Begin by checking the recommendations of the manufacturer. The team that manufactured your vehicle has performed extensive testing on the car. Some of the testing is done in a lab and the rest is done in the real world. The tests are done in extreme conditions to determine the car’s performance in different aspects. The process of testing has developed a set of guidelines for regular maintenance that includes the frequency of oil changes.
Open the owner’s manual or search for it online if you do not own one. You will get information on the recommendations of the manufacturer from the manual. Begin with advice on time interval or mileage interval and viscosity, also called recommendations for weight. If you read the manual, you will likely come across a note that shows you should change your oil more often if you run your vehicle in severe conditions. There may even be notes about the type of oil you use for certain climates.

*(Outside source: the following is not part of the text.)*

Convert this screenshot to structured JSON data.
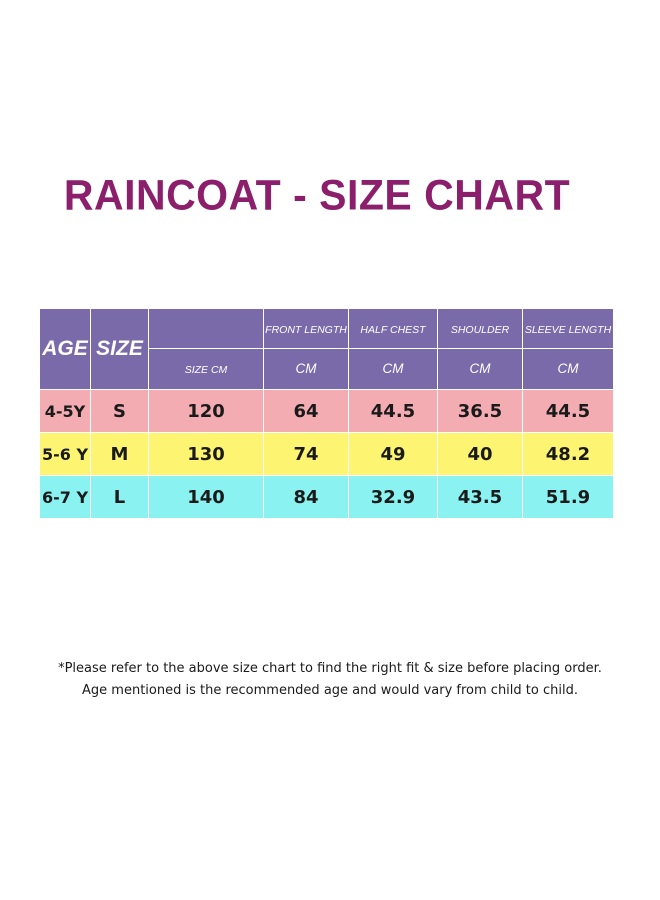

Many quick-change lube shops, dealers and mechanics suggest 3,000 mile oil change intervals for most cars. They argue that today’s drivers operate their vehicles under ‘severe driving conditions’. These conditions include frequent driving in temperatures more than 90 degrees or less than 10 degrees, frequent driving in extremely humid climates, frequent towing, regular trips for less than five miles, excessive idling and frequent driving in stop-and-go traffic.
While it is a fact that a lot of drivers experience such conditions on a regular basis, it does not actually mean they should automatically default to a 3,000 mile oil change schedule. This is the case because majority of manufacturer recommendations are ranging from 5,000 miles to 20,000 miles. Instead, it is advisable to use the vehicle’s oil change light when it goes on or the manufacturer’s recommendations for severe use.
Another option would be spending $25 to get oil tested by an independent lab. It will provide an analysis of how much time is left in your oil while identifying any engine problems. The analysis should be used as a guideline for future oil changes.
Even though changing your oil more often will not harm your vehicle, it will cost you. Following the 3,000 mile rule when not necessary may set you back a few hundred or even thousand dollars. You may end up changing your oil more than twice or thrice the recommended times a year (for average car user’s). It is therefore prudent to always follow the manufacturer’s guidelines in respect to your driving conditions.